The racial justice protests across the United States will result in at least $1 billion to $2 billion of paid insurance claims, according to a new report.
The numbers: Property Claim Services found arson, vandalism and looting following the May 25 death of George Floyd caused far more insured property damage than any previous period of civil unrest since the company started keeping track in 1950, Axios reported on Wednesday.
- The cost of the destruction — which is based only on claims from May 26 to June 8 — will blow past the previous record of $775 million resulting from the 1992 Los Angeles riots.
- PCS classifies any event that leads to more than $25 million in insured losses as a “catastrophe.”

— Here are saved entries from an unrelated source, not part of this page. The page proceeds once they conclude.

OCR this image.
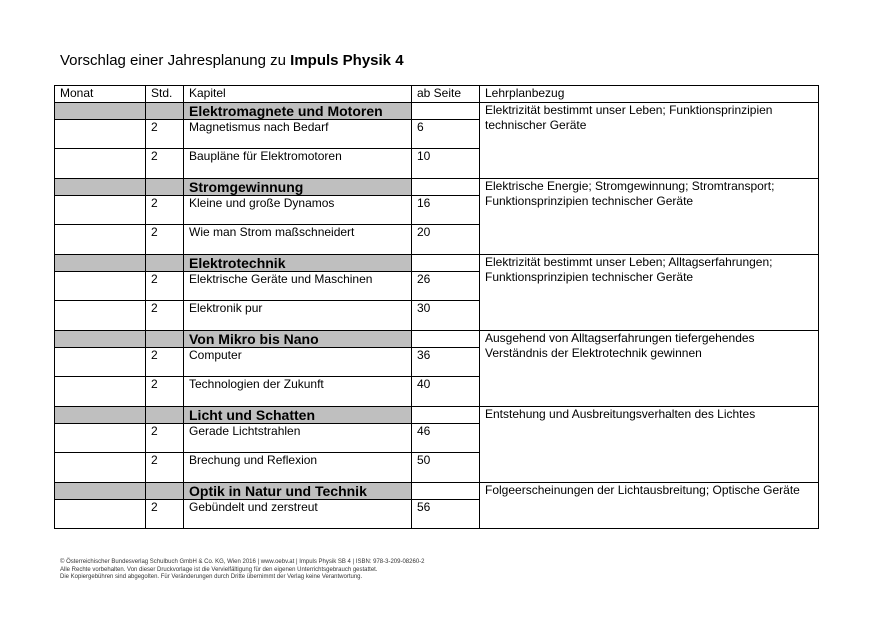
Vorschlag einer Jahresplanung zu Impuls Physik 4
Monat	Std.	Kapitel	ab Seite	Lehrplanbezug
		Elektromagnete und Motoren		Elektrizität bestimmt unser Leben; Funktionsprinzipien technischer Geräte
	2	Magnetismus nach Bedarf	6	
	2	Baupläne für Elektromotoren	10	
		Stromgewinnung		Elektrische Energie; Stromgewinnung; Stromtransport; Funktionsprinzipien technischer Geräte
	2	Kleine und große Dynamos	16	
	2	Wie man Strom maßschneidert	20	
		Elektrotechnik		Elektrizität bestimmt unser Leben; Alltagserfahrungen; Funktionsprinzipien technischer Geräte
	2	Elektrische Geräte und Maschinen	26	
	2	Elektronik pur	30	
		Von Mikro bis Nano		Ausgehend von Alltagserfahrungen tiefergehendes Verständnis der Elektrotechnik gewinnen
	2	Computer	36	
	2	Technologien der Zukunft	40	
		Licht und Schatten		Entstehung und Ausbreitungsverhalten des Lichtes
	2	Gerade Lichtstrahlen	46	
	2	Brechung und Reflexion	50	
		Optik in Natur und Technik		Folgeerscheinungen der Lichtausbreitung; Optische Geräte
	2	Gebündelt und zerstreut	56	
© Österreichischer Bundesverlag Schulbuch GmbH & Co. KG, Wien 2016 | www.oebv.at | Impuls Physik SB 4 | ISBN: 978-3-209-08260-2
Alle Rechte vorbehalten. Von dieser Druckvorlage ist die Vervielfältigung für den eigenen Unterrichtsgebrauch gestattet.
Die Kopiergebühren sind abgegolten. Für Veränderungen durch Dritte übernimmt der Verlag keine Verantwortung.
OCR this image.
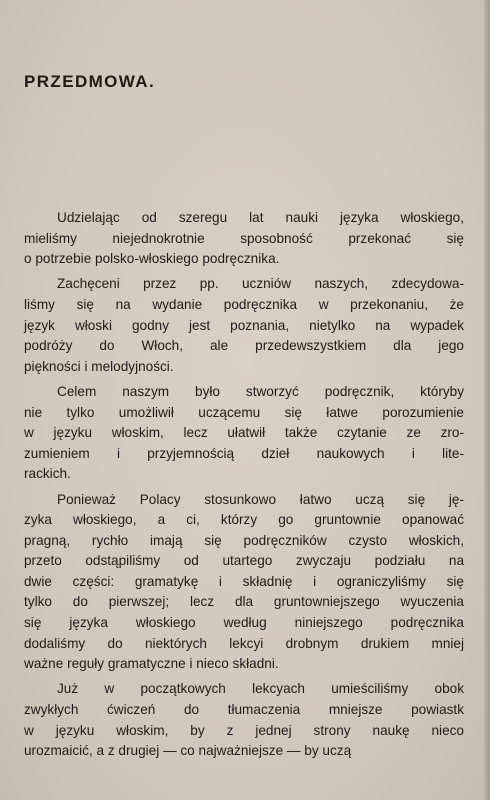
PRZEDMOWA.

Udzielając od szeregu lat nauki języka włoskiego,
mieliśmy niejednokrotnie sposobność przekonać się
o potrzebie polsko-włoskiego podręcznika.

Zachęceni przez pp. uczniów naszych, zdecydowa-
liśmy się na wydanie podręcznika w przekonaniu, że
język włoski godny jest poznania, nietylko na wypadek
podróży do Włoch, ale przedewszystkiem dla jego
piękności i melodyjności.

Celem naszym było stworzyć podręcznik, któryby
nie tylko umożliwił uczącemu się łatwe porozumienie
w języku włoskim, lecz ułatwił także czytanie ze zro-
zumieniem i przyjemnością dzieł naukowych i lite-
rackich.

Ponieważ Polacy stosunkowo łatwo uczą się ję-
zyka włoskiego, a ci, którzy go gruntownie opanować
pragną, rychło imają się podręczników czysto włoskich,
przeto odstąpiliśmy od utartego zwyczaju podziału na
dwie części: gramatykę i składnię i ograniczyliśmy się
tylko do pierwszej; lecz dla gruntowniejszego wyuczenia
się języka włoskiego według niniejszego podręcznika
dodaliśmy do niektórych lekcyi drobnym drukiem mniej
ważne reguły gramatyczne i nieco składni.

Już w początkowych lekcyach umieściliśmy obok
zwykłych ćwiczeń do tłumaczenia mniejsze powiastk
w języku włoskim, by z jednej strony naukę nieco
urozmaicić, a z drugiej — co najważniejsze — by uczą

Loretta L. Worters of the Insurance Information Institute, which compiled information from PCS and other firms that report such statistics, said the difference is that these protests are widespread, spanning 20 states.
- “And this is still happening, so the losses could be significantly more,” she said.
“Mostly peaceful”: Still, Axios made sure to note, “The protests that took place in 140 U.S. cities this spring were mostly peaceful.”
- The site also said natural disasters are more costly for insurers, and most business’s insurance plans cover riot-related losses.
Liberals sympathetic to the protests have in some cases proved hesitant to condemn the associated violence, which in some cases has been deadly.
- NPR in August published an interview with writer and activist Vicky Osterweil about her new book, “In Defense of Looting,” which editors later acknowledged the interview had been too uncritical.
- A report released last month by Armed Conflict Location and Event Data Project found that about 7% of the 7,750 protests have involved violence.
- According to the nonprofit, which monitors war zones and political upheaval around the world, “These data reveal that the United States is in crisis.”